A fronte di questa realtà l’insistente tam tam mediatico abilmente battuto, fa invece apparire i vecchi amministratori come i soli responsabili delle difficoltà della Banca.
Si parla ora di ricapitalizzazione della Banca al fine di recuperare i coefficienti di equilibrio patrimoniale imposti da Banca Italia ed il Presidente Bonfatti si rivolge in prima battuta ai soci, piccoli o grandi che siano, per fare capire loro che “si tratta di un investimento, non di un pronto soccorso”. Conclude poi dicendo che, “qualora i soci non decidessero di partecipare, si andrà alla ricerca di partners esterni, anche se non è nostra intenzione cedere, fondere, né aggregare la Banca”.
Nel frattempo mette le mani avanti e fa deliberare dall’Assemblea Straordinaria della Banca una modifica statutaria in virtù della quale vengono delegati al suo Consiglio di Amministrazione tutti i poteri utili e necessari per avviare, concludere e perfezionare qualsiasi operazione dalle caratteristiche analoghe a quella in cantiere.
Essendo molto improbabile che possa partecipare all’aumento del capitale sociale, la Fondazione non avrà più voce in capitolo (lo affermava lo stesso Presidente Bonfatti quando, replicando agli industriali riminesi che rivendicano per se stessi la presidenza della Fondazione, rispondeva che “a comandare la Banca non sarà più la Fondazione”) e non le resterà che assistere passivamente alla perdita di gran parte del suo patrimonio costituito appunto dall’asset della Banca.
A meno che tutto ciò non sia funzionale ad altri progetti (si vocifera, tra l’altro, di un piano allo studio del Governo teso a costituire un veicolo misto pubblico-privato per affrontare il problema dei crediti deteriorati e della ricapitalizzazione delle banche in crisi, che pare comprenda anche la Cassa di Risparmio di Rimini), progetti che, more solito, non è dato ai soci della Fondazione di conoscere.

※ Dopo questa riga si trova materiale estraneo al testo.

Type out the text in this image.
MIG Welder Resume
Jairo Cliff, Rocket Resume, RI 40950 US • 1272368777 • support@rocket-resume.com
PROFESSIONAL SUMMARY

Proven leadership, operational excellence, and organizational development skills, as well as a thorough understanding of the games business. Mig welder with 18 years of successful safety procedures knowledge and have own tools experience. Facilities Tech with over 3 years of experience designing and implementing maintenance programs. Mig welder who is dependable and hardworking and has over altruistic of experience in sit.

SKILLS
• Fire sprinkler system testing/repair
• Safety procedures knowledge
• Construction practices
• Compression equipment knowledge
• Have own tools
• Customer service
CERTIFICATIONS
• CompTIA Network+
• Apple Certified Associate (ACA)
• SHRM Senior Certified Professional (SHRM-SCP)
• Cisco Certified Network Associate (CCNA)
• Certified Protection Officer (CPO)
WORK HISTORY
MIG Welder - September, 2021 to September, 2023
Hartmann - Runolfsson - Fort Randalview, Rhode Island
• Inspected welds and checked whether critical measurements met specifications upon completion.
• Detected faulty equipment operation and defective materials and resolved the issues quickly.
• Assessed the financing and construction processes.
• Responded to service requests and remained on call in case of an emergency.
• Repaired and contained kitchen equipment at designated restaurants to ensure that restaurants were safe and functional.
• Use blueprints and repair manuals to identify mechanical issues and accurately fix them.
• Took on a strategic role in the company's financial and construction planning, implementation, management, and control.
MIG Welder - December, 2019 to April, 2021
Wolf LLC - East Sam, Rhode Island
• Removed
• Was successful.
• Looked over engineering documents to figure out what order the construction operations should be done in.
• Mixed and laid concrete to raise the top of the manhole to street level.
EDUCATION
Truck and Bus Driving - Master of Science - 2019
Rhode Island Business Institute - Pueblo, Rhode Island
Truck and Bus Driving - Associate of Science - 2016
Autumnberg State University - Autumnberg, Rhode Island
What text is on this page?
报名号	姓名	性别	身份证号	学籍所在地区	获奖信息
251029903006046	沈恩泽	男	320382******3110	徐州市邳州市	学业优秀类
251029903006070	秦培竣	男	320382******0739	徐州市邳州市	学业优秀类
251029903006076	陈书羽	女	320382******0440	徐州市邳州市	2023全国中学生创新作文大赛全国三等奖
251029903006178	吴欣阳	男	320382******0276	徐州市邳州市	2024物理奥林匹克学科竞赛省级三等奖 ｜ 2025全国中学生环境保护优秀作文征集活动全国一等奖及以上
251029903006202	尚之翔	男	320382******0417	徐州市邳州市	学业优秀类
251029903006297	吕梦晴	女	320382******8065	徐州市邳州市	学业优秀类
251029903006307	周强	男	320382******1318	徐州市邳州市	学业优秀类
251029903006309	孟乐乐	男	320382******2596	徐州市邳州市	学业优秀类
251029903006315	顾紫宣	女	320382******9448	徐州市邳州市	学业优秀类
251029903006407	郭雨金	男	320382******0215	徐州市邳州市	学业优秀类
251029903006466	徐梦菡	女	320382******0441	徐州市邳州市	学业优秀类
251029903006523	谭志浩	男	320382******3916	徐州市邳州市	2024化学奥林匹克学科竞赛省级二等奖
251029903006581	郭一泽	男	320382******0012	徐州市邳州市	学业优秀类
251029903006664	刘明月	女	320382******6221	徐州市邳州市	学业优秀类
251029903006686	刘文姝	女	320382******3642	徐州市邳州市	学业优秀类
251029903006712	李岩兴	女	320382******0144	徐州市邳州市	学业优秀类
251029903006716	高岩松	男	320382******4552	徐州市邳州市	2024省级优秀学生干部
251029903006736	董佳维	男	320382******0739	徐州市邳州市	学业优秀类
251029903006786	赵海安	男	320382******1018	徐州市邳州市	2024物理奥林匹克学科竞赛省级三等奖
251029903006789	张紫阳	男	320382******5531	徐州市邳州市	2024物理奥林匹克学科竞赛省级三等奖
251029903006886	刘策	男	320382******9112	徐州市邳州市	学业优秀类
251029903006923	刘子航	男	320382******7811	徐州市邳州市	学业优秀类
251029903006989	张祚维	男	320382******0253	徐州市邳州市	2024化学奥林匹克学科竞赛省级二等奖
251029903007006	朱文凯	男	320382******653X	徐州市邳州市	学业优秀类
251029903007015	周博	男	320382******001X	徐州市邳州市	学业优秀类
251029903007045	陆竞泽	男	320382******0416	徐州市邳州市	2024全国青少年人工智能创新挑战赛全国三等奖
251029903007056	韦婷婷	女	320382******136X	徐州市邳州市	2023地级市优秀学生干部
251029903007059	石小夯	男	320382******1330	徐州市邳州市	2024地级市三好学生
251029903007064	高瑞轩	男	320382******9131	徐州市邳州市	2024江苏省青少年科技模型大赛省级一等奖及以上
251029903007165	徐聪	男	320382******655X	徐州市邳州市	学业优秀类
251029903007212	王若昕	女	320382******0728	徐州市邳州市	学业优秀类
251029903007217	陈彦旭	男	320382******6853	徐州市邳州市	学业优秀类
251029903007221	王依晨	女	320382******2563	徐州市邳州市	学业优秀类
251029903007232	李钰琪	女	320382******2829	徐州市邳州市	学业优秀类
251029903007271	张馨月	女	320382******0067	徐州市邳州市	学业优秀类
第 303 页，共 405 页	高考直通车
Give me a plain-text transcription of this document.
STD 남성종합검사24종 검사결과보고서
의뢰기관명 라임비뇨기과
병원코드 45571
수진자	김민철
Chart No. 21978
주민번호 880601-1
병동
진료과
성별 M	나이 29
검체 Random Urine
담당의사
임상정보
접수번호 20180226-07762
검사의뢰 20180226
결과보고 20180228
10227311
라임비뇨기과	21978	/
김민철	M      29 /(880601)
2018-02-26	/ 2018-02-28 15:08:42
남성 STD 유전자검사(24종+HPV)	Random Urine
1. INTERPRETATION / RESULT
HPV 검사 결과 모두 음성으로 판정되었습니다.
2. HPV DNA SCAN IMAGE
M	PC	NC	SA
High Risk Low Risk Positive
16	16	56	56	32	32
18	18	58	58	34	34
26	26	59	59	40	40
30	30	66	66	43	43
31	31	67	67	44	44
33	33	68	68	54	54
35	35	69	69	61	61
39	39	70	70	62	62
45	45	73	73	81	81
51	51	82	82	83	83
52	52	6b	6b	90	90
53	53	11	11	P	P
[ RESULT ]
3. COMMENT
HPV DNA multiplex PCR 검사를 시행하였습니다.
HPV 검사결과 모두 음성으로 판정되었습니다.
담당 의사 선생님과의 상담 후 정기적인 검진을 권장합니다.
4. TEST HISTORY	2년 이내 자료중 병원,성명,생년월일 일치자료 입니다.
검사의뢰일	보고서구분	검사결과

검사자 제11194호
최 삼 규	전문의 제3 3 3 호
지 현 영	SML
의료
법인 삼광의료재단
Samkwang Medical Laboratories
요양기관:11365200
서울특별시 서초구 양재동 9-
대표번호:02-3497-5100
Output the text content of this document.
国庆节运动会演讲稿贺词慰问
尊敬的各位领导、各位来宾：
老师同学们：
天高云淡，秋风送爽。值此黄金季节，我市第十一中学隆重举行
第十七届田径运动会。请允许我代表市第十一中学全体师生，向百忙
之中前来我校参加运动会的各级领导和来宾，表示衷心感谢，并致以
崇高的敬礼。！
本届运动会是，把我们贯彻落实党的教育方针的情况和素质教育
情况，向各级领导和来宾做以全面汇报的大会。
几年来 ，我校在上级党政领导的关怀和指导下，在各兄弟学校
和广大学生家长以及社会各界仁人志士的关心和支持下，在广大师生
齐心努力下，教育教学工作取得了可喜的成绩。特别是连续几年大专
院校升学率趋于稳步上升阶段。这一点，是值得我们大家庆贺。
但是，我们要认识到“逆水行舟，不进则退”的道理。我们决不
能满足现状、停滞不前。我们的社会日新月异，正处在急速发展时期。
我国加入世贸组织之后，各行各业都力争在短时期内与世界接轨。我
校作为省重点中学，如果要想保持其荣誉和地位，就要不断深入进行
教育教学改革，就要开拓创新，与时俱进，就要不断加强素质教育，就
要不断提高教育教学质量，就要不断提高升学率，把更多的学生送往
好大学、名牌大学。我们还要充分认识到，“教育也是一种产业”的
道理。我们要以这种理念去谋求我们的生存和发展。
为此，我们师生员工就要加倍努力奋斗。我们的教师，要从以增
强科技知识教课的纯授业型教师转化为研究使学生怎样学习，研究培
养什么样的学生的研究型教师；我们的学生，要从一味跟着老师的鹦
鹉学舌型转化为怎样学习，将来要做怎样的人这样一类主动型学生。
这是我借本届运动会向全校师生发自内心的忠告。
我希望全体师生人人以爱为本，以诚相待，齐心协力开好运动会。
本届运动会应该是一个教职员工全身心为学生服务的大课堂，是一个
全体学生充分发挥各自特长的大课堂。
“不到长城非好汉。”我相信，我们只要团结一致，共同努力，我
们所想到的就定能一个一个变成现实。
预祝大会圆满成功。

Condividendo le recenti interessanti analisi di Adriano Gentili, l’ormai ex Direttore della Cassa di Risparmio di Cesena che con la Banca Carim ha molte analogie sia nel bene che nel male, voglio sperare anch’io che i progetti in gestazione non snaturino il tradizionale ruolo delle banche di piccole dimensioni, a giusta ragione qualificate come banche del territorio.